My Share of the Task(218)
Gathered with me were Afghanistan’s security-sector leadership, including Minister of Defense Rahim Wardak; Minister of the Interior Hanif Atmar; Director Amrullah Saleh of the NDS, Afghanistan’s intelligence service; and General Bismullah Mohammedi, or “BK,” as he was known, Afghanistan’s army chief. I found it a comfortable group. In the seven months since I’d arrived, military operations, the elections, and efforts to grow Afghanistan’s security forces had brought us into almost daily interaction.
The president was expected down shortly, and we chatted in subdued voices. We’d never met in the president’s home before, and I felt slightly guilty having first requested, and then demanded, the evening meeting. The president kept his family life private, and I knew that invading his home that night was an imposition. I also knew he was sick in bed with a cold, but I felt my purpose was important enough to warrant it.

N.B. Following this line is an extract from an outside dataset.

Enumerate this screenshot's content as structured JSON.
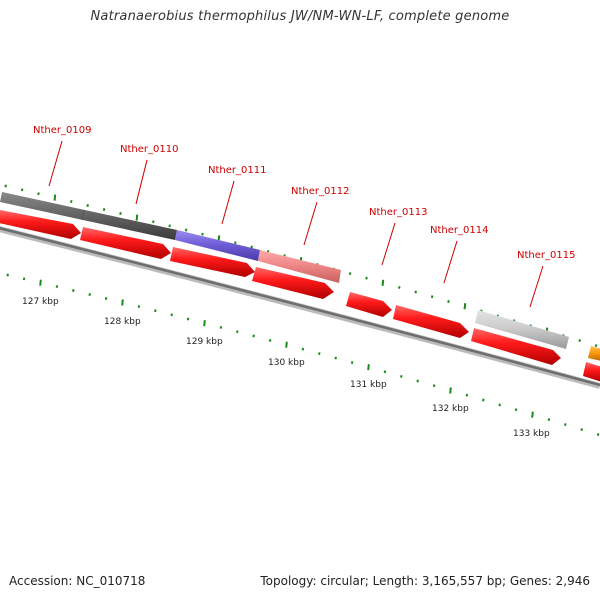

Earlier in the day I had pushed this meeting to secure his final approval for the launch of Operation Moshtarak, the next major step in the campaign we’d begun in June 2009 to reassert Afghan government control over the Helmand River valley. Operation Moshtarak (Dari for “together”) was also an advancement in the integration of ISAF and Afghan forces in operations. As we waited, talking through details of the operation, Coalition and Afghan forces were marshaled with vehicles and helicopters some 360 miles southwest, in Helmand. They were poised to begin with a dramatic encircling maneuver.
The operation that awaited them was to be a complex and tedious counterinsurgency. It required they seal off, then clear Marjah, a locale about the size of Washington, D.C., that included gridded urban areas, interlinked bazaars, and agricultural fields, all crisscrossed by a series of irrigation canals designed by American engineers in the 1950s and 1960s. Then the difficult work of local governance and development programs had to begin. The population had to see the benefit of supporting the Taliban’s expulsion.
The campaign in Helmand had really begun with the British assault on Babaji the previous June. But the added attention Afghanistan had received from Washington and Europe since then had increased anew with President Obama’s December 1 announcement of additional forces. The leadership in Coalition capitals expected these forces be quickly employed, and there was an appetite for an operation with rapid, observable impact.
Before I had arrived at the palace, I’d spoken with General Rod. If we didn’t relay a go to the field commanders by 9 P.M., we couldn’t start the operation that night. And the weather the next day, he’d said, was not good. We’d have to delay twenty-four hours. We’d lose tactical surprise and Taliban defensive preparations would continue. More IEDs would be buried. The soldiers and Marines who were gathering then in the dark, double-checking equipment, steeling themselves, would be told to marinate another day.
It was now after 7 P.M.
* * *
A few days earlier, I’d traveled to the city of Lashkar Gah, Helmand’s provincial capital, and met with elders from Marjah who had come from their district to discuss the impending operation with us.
“We support the operation to liberate our district, but only if it can be done following three important conditions,” a bearded elder in a turban said in a clearly rehearsed statement.
“First, the operation must be conducted in a manner that avoids killing civilians or destroying our homes.
“Second,” he continued, “when it is completed, the corrupt police that have preyed upon us cannot be allowed to return.
“Finally, if you come, you must stay. If you don’t, the Taliban will return and we,” he said, gesturing to his colleagues in the room, “will all be killed.”
This was classic counterinsurgency. From frightened, vulnerable strangers, I was asking for a leap of faith.